Dans ces livres, elle nous livre en quelque sorte « un secret de fabrication mais aussi on la découvre elle-même : elle nous révèle comment elle se glisse dans la peau du personnage dont elle écrit la biographie et nous donne « sa vision  de l’art, de la littérature, de la famille, de la nature humaine, des émotions, des espoirs et des peines » (La Croix).

Elle met aussi les choses au point : le biographe doit faire appel à son code d’honneur : ne rien inventer : « détourner le cours de la biographie vers le roman serait pour moi un péché capital »…bien qu’elle aurait aimé plusieurs fois « déduire » une vérité et inventer des couples aléatoires et des énigmes mystérieuses.

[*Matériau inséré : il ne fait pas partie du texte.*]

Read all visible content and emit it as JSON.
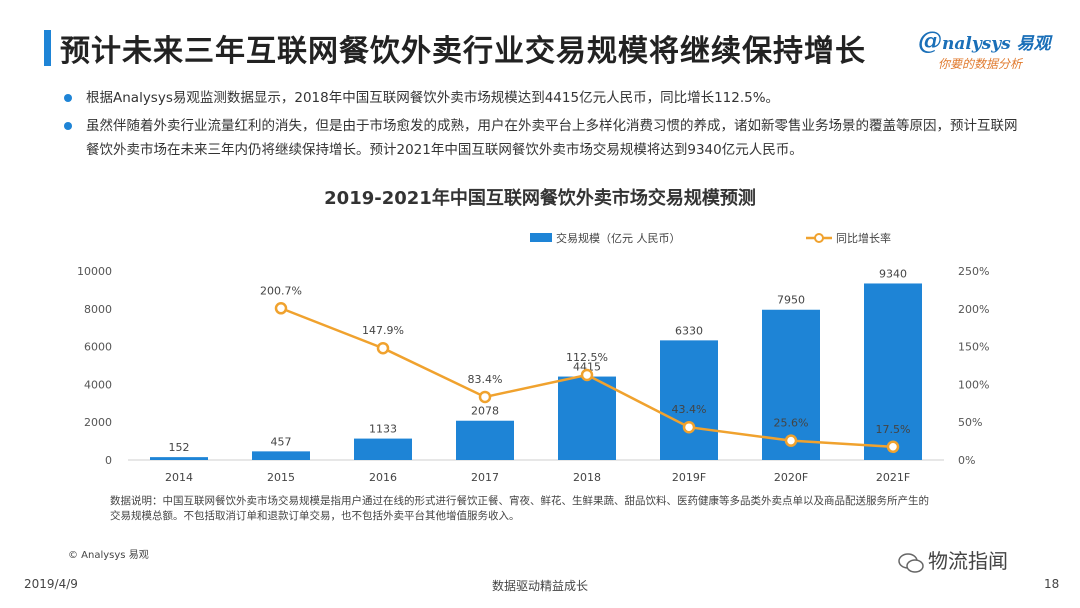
{
  "header": {
    "title": "预计未来三年互联网餐饮外卖行业交易规模将继续保持增长",
    "logo_brand": "nalysys 易观",
    "logo_tagline": "你要的数据分析"
  },
  "bullets": [
    "根据Analysys易观监测数据显示，2018年中国互联网餐饮外卖市场规模达到4415亿元人民币，同比增长112.5%。",
    "虽然伴随着外卖行业流量红利的消失，但是由于市场愈发的成熟，用户在外卖平台上多样化消费习惯的养成，诸如新零售业务场景的覆盖等原因，预计互联网餐饮外卖市场在未来三年内仍将继续保持增长。预计2021年中国互联网餐饮外卖市场交易规模将达到9340亿元人民币。"
  ],
  "chart_data": {
    "type": "bar",
    "title": "2019-2021年中国互联网餐饮外卖市场交易规模预测",
    "categories": [
      "2014",
      "2015",
      "2016",
      "2017",
      "2018",
      "2019F",
      "2020F",
      "2021F"
    ],
    "series": [
      {
        "name": "交易规模（亿元 人民币）",
        "type": "bar",
        "axis": "left",
        "values": [
          152,
          457,
          1133,
          2078,
          4415,
          6330,
          7950,
          9340
        ],
        "labels": [
          "152",
          "457",
          "1133",
          "2078",
          "4415",
          "6330",
          "7950",
          "9340"
        ]
      },
      {
        "name": "同比增长率",
        "type": "line",
        "axis": "right",
        "values": [
          null,
          200.7,
          147.9,
          83.4,
          112.5,
          43.4,
          25.6,
          17.5
        ],
        "labels": [
          "",
          "200.7%",
          "147.9%",
          "83.4%",
          "112.5%",
          "43.4%",
          "25.6%",
          "17.5%"
        ]
      }
    ],
    "y_left": {
      "ticks": [
        "0",
        "2000",
        "4000",
        "6000",
        "8000",
        "10000"
      ],
      "ylim": [
        0,
        10000
      ]
    },
    "y_right": {
      "ticks": [
        "0%",
        "50%",
        "100%",
        "150%",
        "200%",
        "250%"
      ],
      "ylim": [
        0,
        250
      ]
    },
    "legend_position": "top",
    "grid": false,
    "colors": {
      "bar": "#1e84d6",
      "line": "#f0a22e"
    }
  },
  "note": "数据说明：中国互联网餐饮外卖市场交易规模是指用户通过在线的形式进行餐饮正餐、宵夜、鲜花、生鲜果蔬、甜品饮料、医药健康等多品类外卖点单以及商品配送服务所产生的交易规模总额。不包括取消订单和退款订单交易，也不包括外卖平台其他增值服务收入。",
  "copyright": "© Analysys 易观",
  "footer": {
    "date": "2019/4/9",
    "center": "数据驱动精益成长",
    "page": "18"
  },
  "wechat": "物流指闻"
}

C'est la première fois que Dominique Bona  écrit une biographie sur quelqu'un de vivant avec qui elle a eu des entretiens car Jacquelines de Ribes a accepté que l'auteure fasse d'elle "un portrait en liberté". De plus "Jacqueline de Ribes se raconte trés bien et elle m'a aussi ouvert ses archives" dit l'auteure puis "J'ai voulu dessiner le portrait d'une femme et celui d'une époque".

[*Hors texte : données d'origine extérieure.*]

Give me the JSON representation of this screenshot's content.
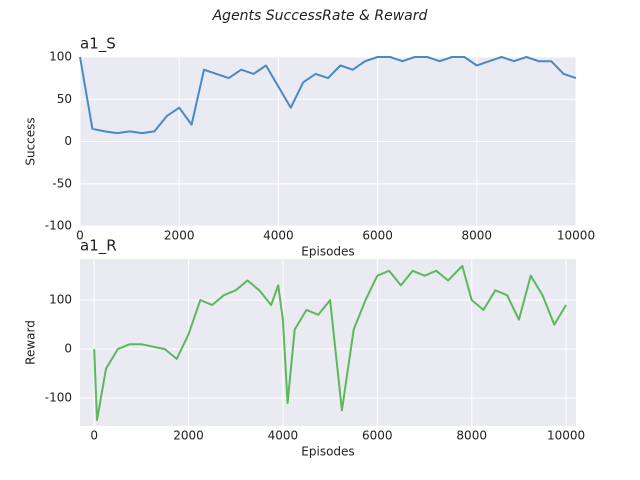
{
  "title": "Agents SuccessRate & Reward",
  "chart_data": [
    {
      "type": "line",
      "title": "a1_S",
      "x_label": "Episodes",
      "y_label": "Success",
      "color": "#4a89c2",
      "x": [
        0,
        250,
        500,
        750,
        1000,
        1250,
        1500,
        1750,
        2000,
        2250,
        2500,
        2750,
        3000,
        3250,
        3500,
        3750,
        4000,
        4250,
        4500,
        4750,
        5000,
        5250,
        5500,
        5750,
        6000,
        6250,
        6500,
        6750,
        7000,
        7250,
        7500,
        7750,
        8000,
        8250,
        8500,
        8750,
        9000,
        9250,
        9500,
        9750,
        10000
      ],
      "values": [
        100,
        15,
        12,
        10,
        12,
        10,
        12,
        30,
        40,
        20,
        85,
        80,
        75,
        85,
        80,
        90,
        65,
        40,
        70,
        80,
        75,
        90,
        85,
        95,
        100,
        100,
        95,
        100,
        100,
        95,
        100,
        100,
        90,
        95,
        100,
        95,
        100,
        95,
        95,
        80,
        75
      ],
      "xlim": [
        0,
        10000
      ],
      "ylim": [
        -100,
        100
      ],
      "xticks": [
        0,
        2000,
        4000,
        6000,
        8000,
        10000
      ],
      "yticks": [
        -100,
        -50,
        0,
        50,
        100
      ],
      "grid": true
    },
    {
      "type": "line",
      "title": "a1_R",
      "x_label": "Episodes",
      "y_label": "Reward",
      "color": "#5cb85c",
      "x": [
        0,
        60,
        250,
        500,
        750,
        1000,
        1250,
        1500,
        1750,
        2000,
        2250,
        2500,
        2750,
        3000,
        3250,
        3500,
        3750,
        3900,
        4000,
        4100,
        4250,
        4500,
        4750,
        5000,
        5250,
        5500,
        5750,
        6000,
        6250,
        6500,
        6750,
        7000,
        7250,
        7500,
        7800,
        8000,
        8250,
        8500,
        8750,
        9000,
        9250,
        9500,
        9750,
        10000
      ],
      "values": [
        0,
        -145,
        -40,
        0,
        10,
        10,
        5,
        0,
        -20,
        30,
        100,
        90,
        110,
        120,
        140,
        120,
        90,
        130,
        60,
        -110,
        40,
        80,
        70,
        100,
        -125,
        40,
        100,
        150,
        160,
        130,
        160,
        150,
        160,
        140,
        170,
        100,
        80,
        120,
        110,
        60,
        150,
        110,
        50,
        90
      ],
      "xlim": [
        -300,
        10210
      ],
      "ylim": [
        -157,
        184
      ],
      "xticks": [
        0,
        2000,
        4000,
        6000,
        8000,
        10000
      ],
      "yticks": [
        -100,
        0,
        100
      ],
      "grid": true
    }
  ]
}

Jacqueline est née en 1929. Après une enfance délaissée par ses parents, la jeune fille demande à visiter les ateliers Dior, d'où lui vient sa passion pour la mode. Elle crée ses propres toilettes "sophistiquées et guindées", étant douée pour les travaux manuels. Elle est régulièrement élue femme la plus élégante du monde, reine de Paris Ville Lumière. Elle fréquente tous les bals de la "Café Society". Admirant Saint Laurent et Gautier, ayant un grand esprit de perfection et un sens inné du travail bien fait, elle crée sa propre maison de couture en 1983. "Figure de la Jet-Set des années soixante, amie des plus grans couturiers, elle est devenue une icône du style et un symbole de l'élégance française" et elle obtient une reconnaissance internationale. On découvre des images et des anecdotes sur la société des arts et des lettres de l'époque entre élégance, raffinement et beauté.

La décadence de cette sociète est évidente et l'auteure dit : "Ce destin, qui voit s'achever l'ancien monde et apparaître de nouveaux codes, des innovations stupéfiantes, j'ai tenté d'en déchiffrer l'énigme"

Découverte, donc, de ce monde incroyable mais disparu, dans cette biographie passionnante et captivante (un peu de longueurs et de répétitions vers le fin du texte).

 

 

Gilles Clément : Notre-Dame-des-Plantes (N°3 - nov 2021)

Notre-Dame-des-Plantes

 Gilles Clément : Notre-Dame-des-Plantes - 2021, Ed. bayard (collection "grand ouvert") - rêverie

Gilles Clément, écrivain, jardinier, paysagiste, botaniste, imagine une autre manière de reconstruire Notre-dame de Paris. Il rêve d'y planter des arbres, des fleurs, des herbes...

Un dialogue s'instaure entre une herbe folle (lui, en l'occurence), herbe "libre et insolente, convaincue que la beauté du monde végétal a sa place dans cette architecture gothique" et le préposé aux Affaires Sacrées (PAS).

Il ferait d'abord un "jardin d'approche" sur le parvis puis l'intérieur de la cathédrale serait "une serre syrienne" où l'on planterait la vigne du vin de messe... puis à  l'arrière, on laisserait "une friche armée" avec des herbes folles...

Plusieurs esquisses à l'aquarelle et dessins illustrent ce projet utopique, certes, mais magnifique et écrit avec tant d'humour, de gaieté. L'auteur "met en lumière combien le végétal nous enseigne sur la gratuité, le partage, la fragilité et l'espérance" (la Croix).

Petit bijou de lecture que cet ouvrage "iconoclaste et printanier, utopique et questionnant".